NVIDIA Nemotron Nano V2 VL
NVIDIA, Amala Sanjay Deshmukh, Kateryna Chumachenko, Tuomas Rintamaki, Matthieu Le, Tyler Poon, Danial Mohseni Taheri, Ilia Karmanov, Guilin Liu, Jarno Seppanen, Guo Chen, Karan Sapra, Zhiding Yu, Adi Renduchintala, Charles Wang, Peter Jin, Arushi Goel, Mike Ranzinger, Lukas Voegtle, Philipp Fischer, Timo Roman, Wei Ping
2025-11-07
Summary
This paper introduces Nemotron Nano V2 VL, a new and improved artificial intelligence model that's really good at understanding both images and text, especially when dealing with things like long documents and videos.
What's the problem?
Existing AI models often struggle with understanding complex information in long-form content like lengthy documents or videos, and they can be slow to process all that data. Previous versions of Nemotron also had room for improvement in overall performance across different types of visual and textual tasks.
What's the solution?
The researchers created Nemotron Nano V2 VL by making significant changes to the model's basic structure, the data it was trained on, and the way it was trained.
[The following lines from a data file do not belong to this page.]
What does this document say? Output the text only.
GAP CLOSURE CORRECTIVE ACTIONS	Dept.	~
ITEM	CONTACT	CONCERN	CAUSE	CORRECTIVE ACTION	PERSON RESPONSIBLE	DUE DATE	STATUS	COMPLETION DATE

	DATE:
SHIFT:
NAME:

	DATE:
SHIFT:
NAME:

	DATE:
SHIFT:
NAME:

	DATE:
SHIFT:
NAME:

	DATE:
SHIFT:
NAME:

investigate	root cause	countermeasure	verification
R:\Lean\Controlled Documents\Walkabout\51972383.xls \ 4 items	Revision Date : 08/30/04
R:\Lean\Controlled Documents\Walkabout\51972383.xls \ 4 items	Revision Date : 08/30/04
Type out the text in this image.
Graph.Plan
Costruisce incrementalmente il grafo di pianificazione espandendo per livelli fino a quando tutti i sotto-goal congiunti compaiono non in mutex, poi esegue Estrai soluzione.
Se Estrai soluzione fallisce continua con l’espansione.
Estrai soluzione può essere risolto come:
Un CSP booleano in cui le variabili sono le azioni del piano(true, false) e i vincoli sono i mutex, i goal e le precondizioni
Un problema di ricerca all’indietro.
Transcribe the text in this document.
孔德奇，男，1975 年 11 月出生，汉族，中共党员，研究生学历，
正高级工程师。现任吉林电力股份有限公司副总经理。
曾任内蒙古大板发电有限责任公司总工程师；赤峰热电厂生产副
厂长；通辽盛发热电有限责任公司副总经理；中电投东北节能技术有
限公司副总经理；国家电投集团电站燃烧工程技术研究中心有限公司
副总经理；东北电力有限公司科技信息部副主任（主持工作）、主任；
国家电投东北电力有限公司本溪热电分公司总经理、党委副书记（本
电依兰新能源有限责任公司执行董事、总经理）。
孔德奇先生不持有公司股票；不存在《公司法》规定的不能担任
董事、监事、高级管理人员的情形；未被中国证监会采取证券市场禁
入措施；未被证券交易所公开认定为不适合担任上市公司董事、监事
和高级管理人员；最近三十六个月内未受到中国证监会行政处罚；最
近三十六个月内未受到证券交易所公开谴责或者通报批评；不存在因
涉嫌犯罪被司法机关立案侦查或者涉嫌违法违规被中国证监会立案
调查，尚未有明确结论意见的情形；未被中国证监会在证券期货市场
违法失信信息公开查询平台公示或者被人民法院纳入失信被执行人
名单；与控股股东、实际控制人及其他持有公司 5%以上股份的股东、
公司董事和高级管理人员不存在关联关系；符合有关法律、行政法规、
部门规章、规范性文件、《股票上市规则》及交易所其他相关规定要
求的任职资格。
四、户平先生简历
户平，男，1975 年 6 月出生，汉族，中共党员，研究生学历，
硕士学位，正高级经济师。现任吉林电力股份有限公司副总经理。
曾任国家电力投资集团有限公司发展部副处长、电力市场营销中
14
They used a combination of two different types of AI architectures – Mamba and Transformer – and developed clever techniques to reduce the amount of data the model needs to process, making it faster. They are also sharing the model itself, the data used to train it, and the code they used, so others can build on their work.
Why it matters?
This new model is important because it pushes the boundaries of what AI can do with real-world information. It’s better at understanding complex documents and videos, and it does so more efficiently. This could lead to improvements in many areas, like automated document processing, video analysis, and more advanced AI assistants.
Abstract
We introduce Nemotron Nano V2 VL, the latest model of the Nemotron vision-language series designed for strong real-world document understanding, long video comprehension, and reasoning tasks. Nemotron Nano V2 VL delivers significant improvements over our previous model, Llama-3.1-Nemotron-Nano-VL-8B, across all vision and text domains through major enhancements in model architecture, datasets, and training recipes. Nemotron Nano V2 VL builds on Nemotron Nano V2, a hybrid Mamba-Transformer LLM, and innovative token reduction techniques to achieve higher inference throughput in long document and video scenarios. We are releasing model checkpoints in BF16, FP8, and FP4 formats and sharing large parts of our datasets, recipes and training code.